Imelda Staunton finally got a chance to shine as pepperpot Grace, too, having spent far too long stuck in her office playing variations of the same scene. It was also a nice moment when her obsession with technology, but ineptness using it, came back to bite her—as she exposed her own crimes by accidentally showing a room of investors a viewscreen of people she's had killed over the weeks. Her disdain for the fascist ramblings of the head she's just restored to life was also very amusing.
So where does Psychoville go from here? I was glad the show didn't repeat the mistake of series 1's finale and hurriedly introduce something to enable another run, as I'm not sure there's much more to say about Ravenhill Psychiatric Hospital and its former patients. Series 1 and 2 worked as companions (each dealing with the unexpected return of boogiemen from the past), but surely a potential third series would have to focus on a fresh story of some kind. The door's clearly open for more—as Jelly and David are still alive, and the latter's mother is being kept on ice in a bathtub (awaiting vivification?), and I wouldn't be against seeing those three characters again. If only because they'll undoubtedly be joined by a plethora of new faces because nearly everyone else has been killed of.
Overall, this was a great ending to what's ultimately been a good series, once the plot tightened and momentum was restored after a fortnight's post-premiere lull. Some of my complaints weren't so bad in retrospect and I was probably in the minority for finding a few subplots confusing, at times, although I still think series 2 was treading water for awhile and ultimately lacked the focus and surprise of series 1. Some of that was to be expected, of course, as every sequel faces an uphill struggle trying to justify itself, but I was relieved Psychoville came together surprisingly well in its latter-half
- You can still watch this finale on Thursday, at the later time of 11.20pm, or catch-up on BBC iPlayer.
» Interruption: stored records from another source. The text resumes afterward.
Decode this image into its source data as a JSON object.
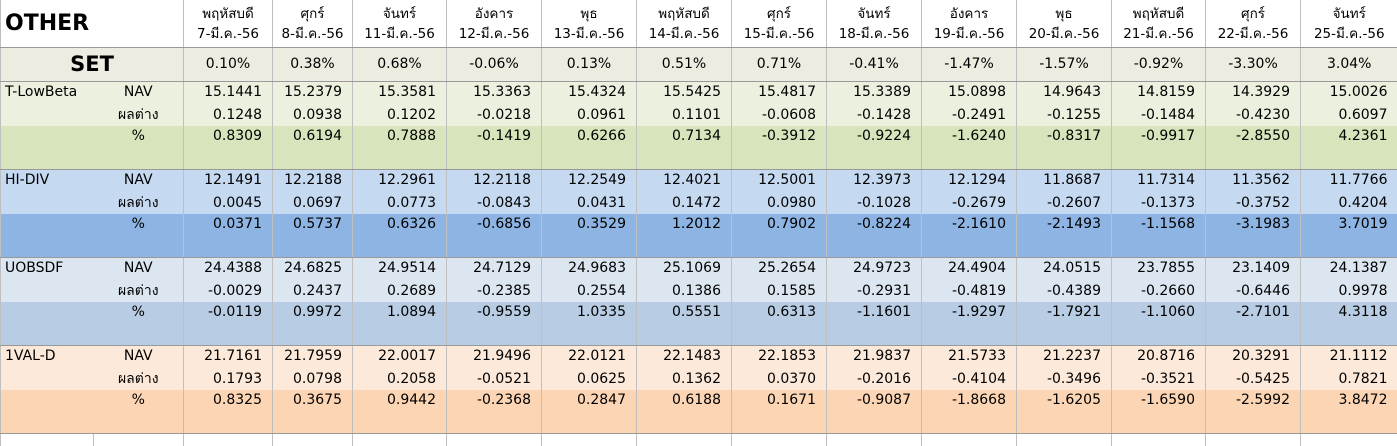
{
  "header": {
    "title": "OTHER",
    "set_label": "SET"
  },
  "columns": [
    {
      "day": "พฤหัสบดี",
      "date": "7-มี.ค.-56"
    },
    {
      "day": "ศุกร์",
      "date": "8-มี.ค.-56"
    },
    {
      "day": "จันทร์",
      "date": "11-มี.ค.-56"
    },
    {
      "day": "อังคาร",
      "date": "12-มี.ค.-56"
    },
    {
      "day": "พุธ",
      "date": "13-มี.ค.-56"
    },
    {
      "day": "พฤหัสบดี",
      "date": "14-มี.ค.-56"
    },
    {
      "day": "ศุกร์",
      "date": "15-มี.ค.-56"
    },
    {
      "day": "จันทร์",
      "date": "18-มี.ค.-56"
    },
    {
      "day": "อังคาร",
      "date": "19-มี.ค.-56"
    },
    {
      "day": "พุธ",
      "date": "20-มี.ค.-56"
    },
    {
      "day": "พฤหัสบดี",
      "date": "21-มี.ค.-56"
    },
    {
      "day": "ศุกร์",
      "date": "22-มี.ค.-56"
    },
    {
      "day": "จันทร์",
      "date": "25-มี.ค.-56"
    }
  ],
  "set_values": [
    "0.10%",
    "0.38%",
    "0.68%",
    "-0.06%",
    "0.13%",
    "0.51%",
    "0.71%",
    "-0.41%",
    "-1.47%",
    "-1.57%",
    "-0.92%",
    "-3.30%",
    "3.04%"
  ],
  "funds": [
    {
      "name": "T-LowBeta",
      "rows": [
        {
          "label": "NAV",
          "values": [
            "15.1441",
            "15.2379",
            "15.3581",
            "15.3363",
            "15.4324",
            "15.5425",
            "15.4817",
            "15.3389",
            "15.0898",
            "14.9643",
            "14.8159",
            "14.3929",
            "15.0026"
          ]
        },
        {
          "label": "ผลต่าง",
          "values": [
            "0.1248",
            "0.0938",
            "0.1202",
            "-0.0218",
            "0.0961",
            "0.1101",
            "-0.0608",
            "-0.1428",
            "-0.2491",
            "-0.1255",
            "-0.1484",
            "-0.4230",
            "0.6097"
          ]
        },
        {
          "label": "%",
          "values": [
            "0.8309",
            "0.6194",
            "0.7888",
            "-0.1419",
            "0.6266",
            "0.7134",
            "-0.3912",
            "-0.9224",
            "-1.6240",
            "-0.8317",
            "-0.9917",
            "-2.8550",
            "4.2361"
          ]
        }
      ]
    },
    {
      "name": "HI-DIV",
      "rows": [
        {
          "label": "NAV",
          "values": [
            "12.1491",
            "12.2188",
            "12.2961",
            "12.2118",
            "12.2549",
            "12.4021",
            "12.5001",
            "12.3973",
            "12.1294",
            "11.8687",
            "11.7314",
            "11.3562",
            "11.7766"
          ]
        },
        {
          "label": "ผลต่าง",
          "values": [
            "0.0045",
            "0.0697",
            "0.0773",
            "-0.0843",
            "0.0431",
            "0.1472",
            "0.0980",
            "-0.1028",
            "-0.2679",
            "-0.2607",
            "-0.1373",
            "-0.3752",
            "0.4204"
          ]
        },
        {
          "label": "%",
          "values": [
            "0.0371",
            "0.5737",
            "0.6326",
            "-0.6856",
            "0.3529",
            "1.2012",
            "0.7902",
            "-0.8224",
            "-2.1610",
            "-2.1493",
            "-1.1568",
            "-3.1983",
            "3.7019"
          ]
        }
      ]
    },
    {
      "name": "UOBSDF",
      "rows": [
        {
          "label": "NAV",
          "values": [
            "24.4388",
            "24.6825",
            "24.9514",
            "24.7129",
            "24.9683",
            "25.1069",
            "25.2654",
            "24.9723",
            "24.4904",
            "24.0515",
            "23.7855",
            "23.1409",
            "24.1387"
          ]
        },
        {
          "label": "ผลต่าง",
          "values": [
            "-0.0029",
            "0.2437",
            "0.2689",
            "-0.2385",
            "0.2554",
            "0.1386",
            "0.1585",
            "-0.2931",
            "-0.4819",
            "-0.4389",
            "-0.2660",
            "-0.6446",
            "0.9978"
          ]
        },
        {
          "label": "%",
          "values": [
            "-0.0119",
            "0.9972",
            "1.0894",
            "-0.9559",
            "1.0335",
            "0.5551",
            "0.6313",
            "-1.1601",
            "-1.9297",
            "-1.7921",
            "-1.1060",
            "-2.7101",
            "4.3118"
          ]
        }
      ]
    },
    {
      "name": "1VAL-D",
      "rows": [
        {
          "label": "NAV",
          "values": [
            "21.7161",
            "21.7959",
            "22.0017",
            "21.9496",
            "22.0121",
            "22.1483",
            "22.1853",
            "21.9837",
            "21.5733",
            "21.2237",
            "20.8716",
            "20.3291",
            "21.1112"
          ]
        },
        {
          "label": "ผลต่าง",
          "values": [
            "0.1793",
            "0.0798",
            "0.2058",
            "-0.0521",
            "0.0625",
            "0.1362",
            "0.0370",
            "-0.2016",
            "-0.4104",
            "-0.3496",
            "-0.3521",
            "-0.5425",
            "0.7821"
          ]
        },
        {
          "label": "%",
          "values": [
            "0.8325",
            "0.3675",
            "0.9442",
            "-0.2368",
            "0.2847",
            "0.6188",
            "0.1671",
            "-0.9087",
            "-1.8668",
            "-1.6205",
            "-1.6590",
            "-2.5992",
            "3.8472"
          ]
        }
      ]
    }
  ]
}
- I'd just like to praise Being Human's Jason Watkins' performance as the homosexual Nazi Peter Bishop, who was absolutely brilliant. Sarah Solemani was also terrific as Emily because she utterly transformed herself into an introverted geek. When you remember this is the actress who played extroverted, sexy Becky in BBC3's Him & Her, it's a remarkable transformation in look and body language.